= Padoongrasdra School =

School in Thailand

Padoongrasdra School (pronounced pa*doong*raht) is a K-12 school located in central Phitsanulok, Thailand. It presently operates under the local municipality of Private School Education Office #1. It has approximately 3,000 students and 160 teachers.

Padoongrasdra School was established in 1899 by Presbyterian missionaries from abroad working with a Thai doctor named Buntuan Bun-it. When it first opened, the school had 40 students in a building just six meters big. In order to expand, donations were solicited from the governor as well as local community members. One wealthy resident, named Choey, donated 4,000 baht to build the school’s first building, which is where the current Nasesuan army camp is located.
In 1910, Dr. Boontuan and his wife moved back to Bangkok. By this time, the number of students had grown exponentially, and it was decided to create two separate schools: one for boys and one for girls. The girls remained at the original school site under the name Padoongnaree while the boys moved to a new location, which is where the current Phitsanulok City Hall now stands. Leadership was important and, in 1925, the school brought on its first principal, Mr. Sarun Chairat. In 1926, the city government needed the school’s land in order to create welcoming grounds for the king. In return for seizure of the land, the government helped to find new grounds where the school could continue. The new property that was obtained is the site of the current school grounds.

The school remained governed by foreign missionaries until 1934, when control was given over to the Church of Christ in Thailand(CCT). Also during this time, the boys and girls schools joined together and adopted the name under current use, Padoongrasdra School. The school continued to grow and through the Fifty Million Fund, operated by the CCT in America, eight new buildings were constructed on campus: a library, canteen, kindergarten building, meeting hall, main office building, science building, music room, and a three-story concrete building with 21 classrooms. Alumni also contributed to this building project by giving funding for the fence and signs around the school, paving the inner school grounds, constructing a football field and basketball court, and erecting the flag pole.

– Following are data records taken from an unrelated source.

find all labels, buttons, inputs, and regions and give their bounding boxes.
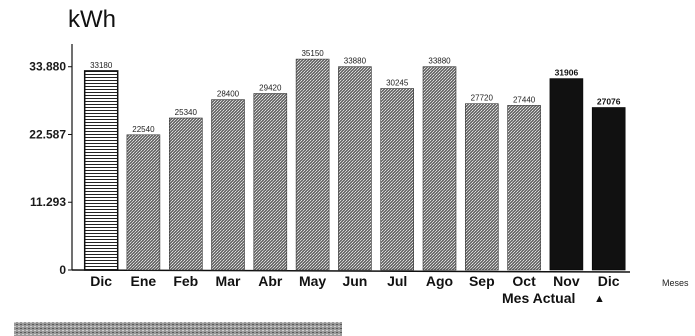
legend-swatch-bar bbox=[14, 322, 342, 336]
bar bbox=[507, 105, 541, 271]
data-label: 27076 bbox=[597, 97, 621, 107]
data-label: 22540 bbox=[132, 125, 155, 134]
y-tick-label: 22.587 bbox=[29, 127, 66, 141]
category-label: Mar bbox=[216, 273, 241, 289]
x-axis-line bbox=[71, 269, 631, 273]
data-label: 35150 bbox=[301, 49, 324, 58]
category-label: Ene bbox=[131, 273, 157, 289]
bar bbox=[591, 107, 626, 271]
bar bbox=[211, 99, 245, 271]
data-labels-group: 33180 22540 25340 28400 29420 35150 33880 30245… bbox=[90, 49, 621, 134]
data-label: 31906 bbox=[555, 68, 579, 78]
data-label: 33180 bbox=[90, 61, 113, 70]
category-label: Jul bbox=[387, 273, 407, 289]
data-label: 33880 bbox=[344, 57, 367, 66]
data-label: 30245 bbox=[386, 79, 409, 88]
category-labels-group: Dic Ene Feb Mar Abr May Jun Jul Ago Sep Oct Nov Dic bbox=[90, 273, 620, 289]
bar bbox=[83, 70, 119, 271]
bar bbox=[464, 103, 499, 271]
data-label: 27720 bbox=[471, 94, 494, 103]
bar bbox=[126, 134, 161, 271]
y-axis-ticks: 0 11.293 22.587 33.880 bbox=[29, 60, 66, 277]
bars-group bbox=[83, 58, 626, 271]
bar bbox=[338, 66, 372, 271]
category-label: Dic bbox=[598, 273, 620, 289]
bar bbox=[380, 88, 415, 271]
category-label: May bbox=[299, 273, 326, 289]
category-label: Oct bbox=[512, 273, 536, 289]
y-tick-label: 33.880 bbox=[29, 60, 66, 74]
y-axis-tickmarks bbox=[68, 66, 72, 271]
category-label: Feb bbox=[173, 273, 198, 289]
bar bbox=[169, 117, 203, 271]
data-label: 29420 bbox=[259, 84, 282, 93]
data-label: 33880 bbox=[428, 57, 451, 66]
bar bbox=[295, 58, 330, 271]
category-label: Ago bbox=[426, 273, 453, 289]
category-label: Nov bbox=[553, 273, 580, 289]
x-axis-label: Meses bbox=[662, 278, 689, 288]
data-label: 25340 bbox=[175, 108, 198, 117]
y-tick-label: 0 bbox=[59, 263, 66, 277]
bar bbox=[549, 78, 584, 271]
legend-label: Mes Actual bbox=[502, 290, 575, 306]
bar bbox=[422, 66, 457, 271]
category-label: Dic bbox=[90, 273, 112, 289]
category-label: Abr bbox=[258, 273, 283, 289]
y-axis-label: kWh bbox=[68, 6, 116, 33]
category-label: Jun bbox=[342, 273, 367, 289]
data-label: 27440 bbox=[513, 95, 536, 104]
data-label: 28400 bbox=[217, 90, 240, 99]
bar bbox=[253, 93, 288, 271]
y-tick-label: 11.293 bbox=[30, 195, 66, 209]
category-label: Sep bbox=[469, 273, 495, 289]
legend-triangle-icon: ▲ bbox=[594, 293, 605, 305]
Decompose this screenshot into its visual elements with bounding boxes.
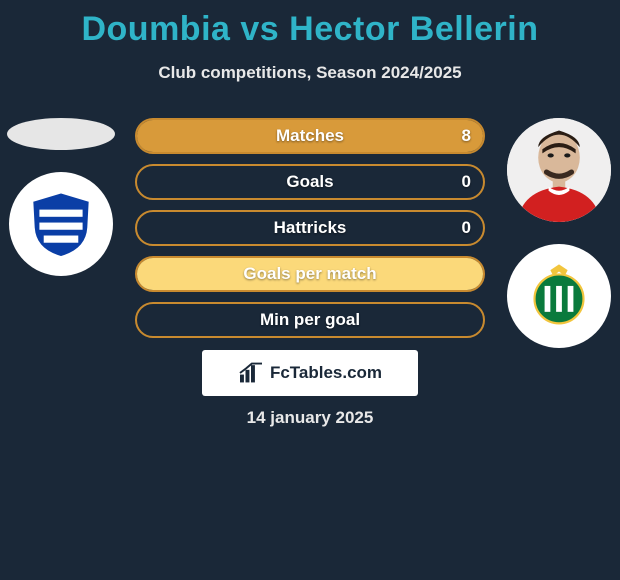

Upon the retirement in 1985 of Mr. Chairat, CCT assigned Mr. Mana Sutjaritjit as principal. Under his leadership, the first Parents and Teachers Association was formed on campus in 1988. In 1993, a fire broke out in the wooden primary school building, destroying the classrooms. The new building opened in 1995 and is still in use to this day. 1998 saw more advancement as construction began on new kindergarten and main office buildings, which opened in 2005. In 2008, Mr. Sutjaritjit retired from his position and the school brought on Mr. Parinya Tawinno, the current director. Most recently, in 2011, the CCT and the school board decided to build a new canteen, which seats up to 1,000 students and has shops with food for purchase.